What genre would Lamha fall into then, I ask Nicks, whose simple response is parallel or art-house cinema, contributing to their funding dilemmas followed by distribution problems. Alternative cinema has such huge scope here yet little support, they lament.

What happened to those glorious yesteryears we experienced with the Pakistani film industry, I ask. “We are unfortunate to have disappeared into oblivion after our golden era,” Jaffri explains. “General Ziaul Haq created such a dark hole in terms of creativity. He shut down cinemas, all social spaces, coffee shops, artists’ communes and essentially took away peoples’ imaginations, places to think, exchange ideas and conduct dialogue,” Nicks continues. For young film-makers like Jaffri and her crew, he says, “it’s really like starting all over again, reinventing the wheel if you must, but in a different direction”. Not to say that there is nothing to learn from the past. “It is important we remember our history even while moving on,” adds Jaffri.

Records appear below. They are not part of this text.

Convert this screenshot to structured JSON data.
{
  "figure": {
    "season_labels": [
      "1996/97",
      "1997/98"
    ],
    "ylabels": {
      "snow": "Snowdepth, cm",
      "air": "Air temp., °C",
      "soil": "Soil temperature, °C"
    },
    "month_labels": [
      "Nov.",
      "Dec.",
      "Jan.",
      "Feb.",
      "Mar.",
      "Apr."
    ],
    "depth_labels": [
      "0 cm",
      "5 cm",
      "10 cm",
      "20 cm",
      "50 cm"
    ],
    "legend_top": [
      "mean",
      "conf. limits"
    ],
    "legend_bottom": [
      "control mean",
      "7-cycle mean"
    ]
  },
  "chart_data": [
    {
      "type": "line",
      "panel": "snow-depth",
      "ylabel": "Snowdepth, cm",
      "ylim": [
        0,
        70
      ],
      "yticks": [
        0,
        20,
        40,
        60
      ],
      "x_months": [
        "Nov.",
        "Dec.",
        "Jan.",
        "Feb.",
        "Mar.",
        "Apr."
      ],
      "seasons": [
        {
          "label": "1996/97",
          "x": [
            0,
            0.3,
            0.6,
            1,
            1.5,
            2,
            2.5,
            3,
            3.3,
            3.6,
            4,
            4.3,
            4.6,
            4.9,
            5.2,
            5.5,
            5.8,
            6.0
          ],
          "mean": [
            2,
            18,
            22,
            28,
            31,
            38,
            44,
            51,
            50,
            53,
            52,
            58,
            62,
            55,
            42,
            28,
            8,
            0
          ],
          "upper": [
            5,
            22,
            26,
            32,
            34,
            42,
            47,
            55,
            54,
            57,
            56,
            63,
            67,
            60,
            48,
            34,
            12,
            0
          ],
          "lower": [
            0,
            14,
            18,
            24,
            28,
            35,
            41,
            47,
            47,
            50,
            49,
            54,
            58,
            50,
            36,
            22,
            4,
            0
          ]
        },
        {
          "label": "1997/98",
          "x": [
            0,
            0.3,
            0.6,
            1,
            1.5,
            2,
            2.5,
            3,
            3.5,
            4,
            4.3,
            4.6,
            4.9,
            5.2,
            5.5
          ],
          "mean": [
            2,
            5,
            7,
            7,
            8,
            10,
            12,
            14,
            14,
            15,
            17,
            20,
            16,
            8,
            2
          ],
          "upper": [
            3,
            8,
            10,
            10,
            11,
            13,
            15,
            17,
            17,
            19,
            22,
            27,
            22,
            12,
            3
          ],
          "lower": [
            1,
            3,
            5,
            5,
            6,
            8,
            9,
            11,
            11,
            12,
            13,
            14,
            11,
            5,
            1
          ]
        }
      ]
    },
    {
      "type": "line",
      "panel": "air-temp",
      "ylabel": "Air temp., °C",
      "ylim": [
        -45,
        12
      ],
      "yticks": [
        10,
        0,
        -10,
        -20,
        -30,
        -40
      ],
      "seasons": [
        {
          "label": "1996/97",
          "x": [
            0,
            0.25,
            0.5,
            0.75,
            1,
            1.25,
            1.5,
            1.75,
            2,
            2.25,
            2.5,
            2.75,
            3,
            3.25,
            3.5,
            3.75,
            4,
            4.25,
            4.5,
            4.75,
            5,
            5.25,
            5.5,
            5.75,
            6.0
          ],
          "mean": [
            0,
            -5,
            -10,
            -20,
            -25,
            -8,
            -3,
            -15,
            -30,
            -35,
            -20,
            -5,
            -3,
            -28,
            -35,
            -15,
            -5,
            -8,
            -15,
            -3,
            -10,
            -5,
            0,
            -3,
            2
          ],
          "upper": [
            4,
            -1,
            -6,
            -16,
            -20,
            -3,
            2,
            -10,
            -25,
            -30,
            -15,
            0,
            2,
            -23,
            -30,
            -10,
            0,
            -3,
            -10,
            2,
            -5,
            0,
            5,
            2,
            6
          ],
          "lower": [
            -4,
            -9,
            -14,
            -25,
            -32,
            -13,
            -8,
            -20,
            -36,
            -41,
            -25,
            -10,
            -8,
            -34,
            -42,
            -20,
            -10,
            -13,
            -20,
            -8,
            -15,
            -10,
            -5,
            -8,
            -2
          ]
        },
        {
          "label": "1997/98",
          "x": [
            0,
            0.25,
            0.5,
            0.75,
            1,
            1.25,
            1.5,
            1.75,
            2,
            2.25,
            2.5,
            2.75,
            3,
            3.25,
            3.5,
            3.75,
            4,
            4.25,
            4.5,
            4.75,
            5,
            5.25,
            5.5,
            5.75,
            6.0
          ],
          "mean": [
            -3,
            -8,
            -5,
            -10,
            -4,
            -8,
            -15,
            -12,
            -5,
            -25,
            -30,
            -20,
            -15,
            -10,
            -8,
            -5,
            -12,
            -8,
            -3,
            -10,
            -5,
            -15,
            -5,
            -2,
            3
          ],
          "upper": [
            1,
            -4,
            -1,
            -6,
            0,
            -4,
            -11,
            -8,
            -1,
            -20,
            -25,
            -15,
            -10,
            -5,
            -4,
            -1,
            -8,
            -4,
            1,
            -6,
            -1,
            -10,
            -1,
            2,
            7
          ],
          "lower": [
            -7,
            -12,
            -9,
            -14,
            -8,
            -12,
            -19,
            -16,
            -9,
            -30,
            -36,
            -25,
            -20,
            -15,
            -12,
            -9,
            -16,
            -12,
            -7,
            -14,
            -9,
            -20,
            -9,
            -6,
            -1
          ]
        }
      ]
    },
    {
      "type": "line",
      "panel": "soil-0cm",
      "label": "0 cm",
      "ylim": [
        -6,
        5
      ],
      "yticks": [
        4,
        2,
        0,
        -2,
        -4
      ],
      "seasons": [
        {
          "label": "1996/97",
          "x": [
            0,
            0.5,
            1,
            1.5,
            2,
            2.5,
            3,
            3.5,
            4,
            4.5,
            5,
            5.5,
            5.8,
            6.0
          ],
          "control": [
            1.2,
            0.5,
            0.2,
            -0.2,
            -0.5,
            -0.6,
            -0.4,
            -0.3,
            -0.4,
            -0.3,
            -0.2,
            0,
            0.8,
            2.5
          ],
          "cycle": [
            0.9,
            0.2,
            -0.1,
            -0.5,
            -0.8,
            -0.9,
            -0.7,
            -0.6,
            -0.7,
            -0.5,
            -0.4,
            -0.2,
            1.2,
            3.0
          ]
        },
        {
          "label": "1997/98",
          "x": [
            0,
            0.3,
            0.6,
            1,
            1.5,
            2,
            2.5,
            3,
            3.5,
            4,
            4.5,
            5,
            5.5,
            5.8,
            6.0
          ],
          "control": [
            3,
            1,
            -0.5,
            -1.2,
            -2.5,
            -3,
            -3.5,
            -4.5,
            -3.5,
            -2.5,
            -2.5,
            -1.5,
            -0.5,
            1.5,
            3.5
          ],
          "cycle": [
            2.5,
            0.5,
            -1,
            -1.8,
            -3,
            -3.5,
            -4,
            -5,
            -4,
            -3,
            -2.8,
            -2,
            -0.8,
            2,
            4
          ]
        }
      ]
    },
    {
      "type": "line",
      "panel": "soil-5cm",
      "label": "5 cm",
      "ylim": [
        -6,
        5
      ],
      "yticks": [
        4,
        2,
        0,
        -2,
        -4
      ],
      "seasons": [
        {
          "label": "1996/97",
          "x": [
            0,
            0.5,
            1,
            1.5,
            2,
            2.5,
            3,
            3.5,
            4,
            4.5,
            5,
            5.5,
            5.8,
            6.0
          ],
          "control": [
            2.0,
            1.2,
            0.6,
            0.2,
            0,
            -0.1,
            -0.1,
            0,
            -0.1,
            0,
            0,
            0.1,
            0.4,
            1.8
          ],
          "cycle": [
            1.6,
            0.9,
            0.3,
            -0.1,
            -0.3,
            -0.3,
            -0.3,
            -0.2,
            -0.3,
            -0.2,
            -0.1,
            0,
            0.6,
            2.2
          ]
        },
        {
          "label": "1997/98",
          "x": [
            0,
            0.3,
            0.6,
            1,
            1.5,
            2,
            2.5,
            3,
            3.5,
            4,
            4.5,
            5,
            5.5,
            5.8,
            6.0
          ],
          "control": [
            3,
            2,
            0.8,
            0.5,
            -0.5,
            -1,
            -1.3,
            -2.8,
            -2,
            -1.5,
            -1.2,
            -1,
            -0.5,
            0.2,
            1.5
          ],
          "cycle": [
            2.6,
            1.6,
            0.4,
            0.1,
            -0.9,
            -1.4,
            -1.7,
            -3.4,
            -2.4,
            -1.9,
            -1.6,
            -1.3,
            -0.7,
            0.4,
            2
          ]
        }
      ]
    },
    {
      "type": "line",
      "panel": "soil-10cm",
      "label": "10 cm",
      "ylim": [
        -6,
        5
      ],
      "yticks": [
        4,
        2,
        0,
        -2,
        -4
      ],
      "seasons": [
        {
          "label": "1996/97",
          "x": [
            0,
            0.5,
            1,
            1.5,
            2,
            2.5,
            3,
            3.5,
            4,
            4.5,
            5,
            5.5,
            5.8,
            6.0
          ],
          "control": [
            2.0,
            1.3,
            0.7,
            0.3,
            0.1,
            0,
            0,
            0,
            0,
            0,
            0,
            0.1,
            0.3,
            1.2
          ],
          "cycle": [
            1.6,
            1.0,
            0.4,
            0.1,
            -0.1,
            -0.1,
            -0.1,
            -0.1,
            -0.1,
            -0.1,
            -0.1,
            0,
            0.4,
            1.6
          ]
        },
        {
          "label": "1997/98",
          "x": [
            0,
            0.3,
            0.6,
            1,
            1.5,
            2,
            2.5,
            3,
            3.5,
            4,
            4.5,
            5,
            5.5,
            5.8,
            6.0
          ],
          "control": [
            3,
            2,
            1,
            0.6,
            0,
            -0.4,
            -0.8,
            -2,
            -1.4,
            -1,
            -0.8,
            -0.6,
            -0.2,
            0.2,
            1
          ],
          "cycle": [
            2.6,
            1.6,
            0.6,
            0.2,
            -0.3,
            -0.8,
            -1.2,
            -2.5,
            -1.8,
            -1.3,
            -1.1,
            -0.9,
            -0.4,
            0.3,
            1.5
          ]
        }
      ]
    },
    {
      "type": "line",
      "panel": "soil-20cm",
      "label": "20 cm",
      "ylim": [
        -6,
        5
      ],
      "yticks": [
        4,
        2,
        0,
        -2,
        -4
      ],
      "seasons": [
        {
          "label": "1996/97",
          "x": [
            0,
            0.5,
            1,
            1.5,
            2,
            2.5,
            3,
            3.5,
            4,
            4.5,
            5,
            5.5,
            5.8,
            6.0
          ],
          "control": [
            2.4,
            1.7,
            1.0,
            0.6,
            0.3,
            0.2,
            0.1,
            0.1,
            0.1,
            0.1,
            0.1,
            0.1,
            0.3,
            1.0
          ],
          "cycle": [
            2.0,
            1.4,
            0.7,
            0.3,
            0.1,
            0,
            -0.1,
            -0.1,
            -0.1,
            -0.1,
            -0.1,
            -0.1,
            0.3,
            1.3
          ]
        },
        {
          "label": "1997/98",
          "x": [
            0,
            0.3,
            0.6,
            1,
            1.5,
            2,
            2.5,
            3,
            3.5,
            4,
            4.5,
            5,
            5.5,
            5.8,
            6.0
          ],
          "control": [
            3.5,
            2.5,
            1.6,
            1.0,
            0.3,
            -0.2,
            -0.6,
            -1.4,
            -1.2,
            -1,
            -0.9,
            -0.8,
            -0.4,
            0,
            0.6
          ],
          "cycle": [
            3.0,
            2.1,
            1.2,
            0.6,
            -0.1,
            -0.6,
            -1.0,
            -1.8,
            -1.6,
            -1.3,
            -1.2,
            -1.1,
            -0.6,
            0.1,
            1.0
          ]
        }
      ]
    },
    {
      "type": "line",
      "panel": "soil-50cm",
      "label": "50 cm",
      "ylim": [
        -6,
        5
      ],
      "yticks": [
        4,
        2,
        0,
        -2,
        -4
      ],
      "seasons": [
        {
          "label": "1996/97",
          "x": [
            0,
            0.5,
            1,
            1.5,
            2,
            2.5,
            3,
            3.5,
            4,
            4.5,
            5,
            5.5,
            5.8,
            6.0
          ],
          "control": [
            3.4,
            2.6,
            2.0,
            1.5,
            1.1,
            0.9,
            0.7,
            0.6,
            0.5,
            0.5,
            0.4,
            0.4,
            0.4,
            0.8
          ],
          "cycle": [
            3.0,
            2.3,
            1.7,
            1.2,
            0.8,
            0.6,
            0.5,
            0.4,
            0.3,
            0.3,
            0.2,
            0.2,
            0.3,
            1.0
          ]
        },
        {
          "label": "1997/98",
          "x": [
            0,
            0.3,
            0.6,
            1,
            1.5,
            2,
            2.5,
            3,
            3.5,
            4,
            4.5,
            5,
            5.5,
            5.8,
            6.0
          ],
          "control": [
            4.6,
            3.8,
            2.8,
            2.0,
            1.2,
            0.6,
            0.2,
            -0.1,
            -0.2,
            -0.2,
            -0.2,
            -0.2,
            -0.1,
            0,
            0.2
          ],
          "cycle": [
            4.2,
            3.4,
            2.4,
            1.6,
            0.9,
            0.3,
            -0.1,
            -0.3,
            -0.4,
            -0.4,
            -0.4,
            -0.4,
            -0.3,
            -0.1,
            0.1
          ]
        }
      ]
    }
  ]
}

While talking to the duo about the challenges they faced in producing and financing the film, it becomes apparent that it is their determination that distinguishes them from many other local film-makers who might have wrapped up the project daunted by the difficulties. Talent aside, it took a whole lot of perseverance, knocking on doors and hustling to get attention for a project that should have had industry veterans and sponsors interested in the first place. “Every country in the world fosters and subsidises its film industry, so why can’t Pakistan?” asks Jaffri. She points to how film industries in other less-developed countries are pushing forth and thriving. “[Look at] Iranian cinema for one; Afghan cinema [also] has a film body supporting it.”

She also argues that both the public and private sectors should come together to support young film-makers. “The support should come from the media industry. It is unfortunate to see support mainly concentrated on mainstream cinema, but I suppose that’s how commerce works,” she continues. Nicks, however, insists that demands for support are not all about money. “It’s about creating platforms, creating momentum in the industry.” It certainly hurts the industry when talent like Ali Zafar goes to India and Usman Riaz travels to London to work, laments Jaffri.

Paradoxically, she is also optimistic about the future of films in Pakistan. “We have brilliant young talent beginning their careers; we have Ali Kapadia, Bilal Lashari, Humayun Saeed, and it is admirable that these artists are pushing through just for their love of the craft, without any training and grant funding,” she says.

With a thriving Indian film industry attracting global attention, one can scarcely ignore how Pakistan’s nascent industry compares with a fully grown industry next door. Jaffri feels that both industries share the same heritage so should not lose that common tradition and instead learn from history. A thought-provoking parting note on collaboration leaving us with much to ponder over.